The worriers have not spent these resources idly. Rather, they have produced the first widespread legislative and diplomatic efforts directed at containing scientific advance. The Council of Europe and the United Nations have declared human reproductive cloning a violation of human rights. The Senate is soon to vote on a bill that would send American scientists to prison for making cloned embryonic stem cells.

Yet neuroscientists have been left largely to their own devices, restrained only by standard codes of medical ethics and experimentation. This relative lack of regulation and oversight has produced a curious result. When it comes to the brain, society now regards the distinction between treatment and enhancement as essentially meaningless. Taking a drug such as Prozac when you are not clinically depressed used to be called cosmetic, or non-essential, and was therefore considered an improper use of medical technology. Now it is regarded as just about as cosmetic, and as non-essential, as birth control or orthodontics.
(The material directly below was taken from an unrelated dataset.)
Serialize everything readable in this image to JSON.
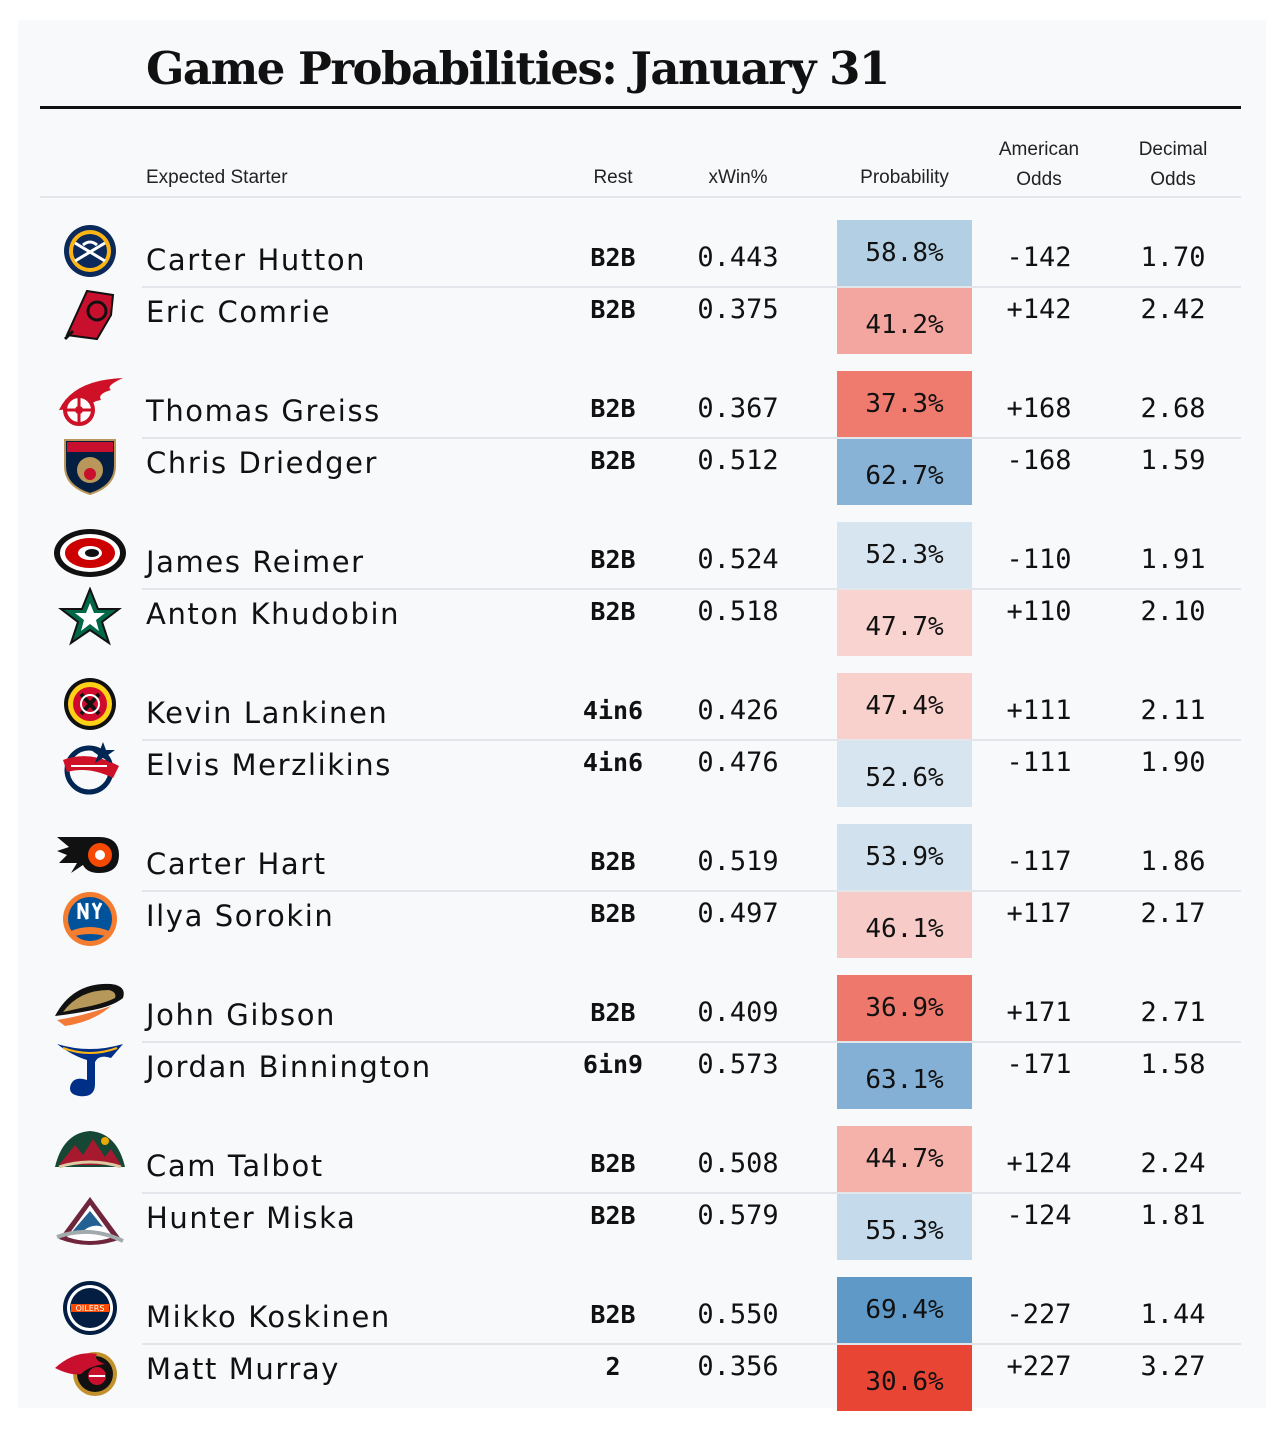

American legislators are weighing the so-called parity issue—the argument that mental treatments deserve the same coverage in health-insurance plans as any other sort of drug. Where drugs to change personality traits were once seen as medicinal fripperies, or enhancements, they are now seen as entitlements.

This flexible attitude towards neurotechnology—use it if it might work, demand it if it does—is likely to extend to all sorts of other technologies that affect health and behaviour, both genetic and otherwise. Rather than resisting their advent, people are likely to begin clamouring for those that make themselves and their children healthier and happier.

This might be bad or it might be good. It is a question that public discussion ought to try to settle, perhaps with the help of a regulatory body such as the Human Fertilisation and Embryology Authority, which oversees embryo research in Britain. History teaches that worrying overmuch about technological change rarely stops it. Those who seek to halt genetics in its tracks may soon learn that lesson anew, as rogue scientists perform experiments in defiance of well-intended bans. But, if society is concerned about the pace and ethics of scientific advance, it should at least form a clearer picture of what is worth worrying about, and why.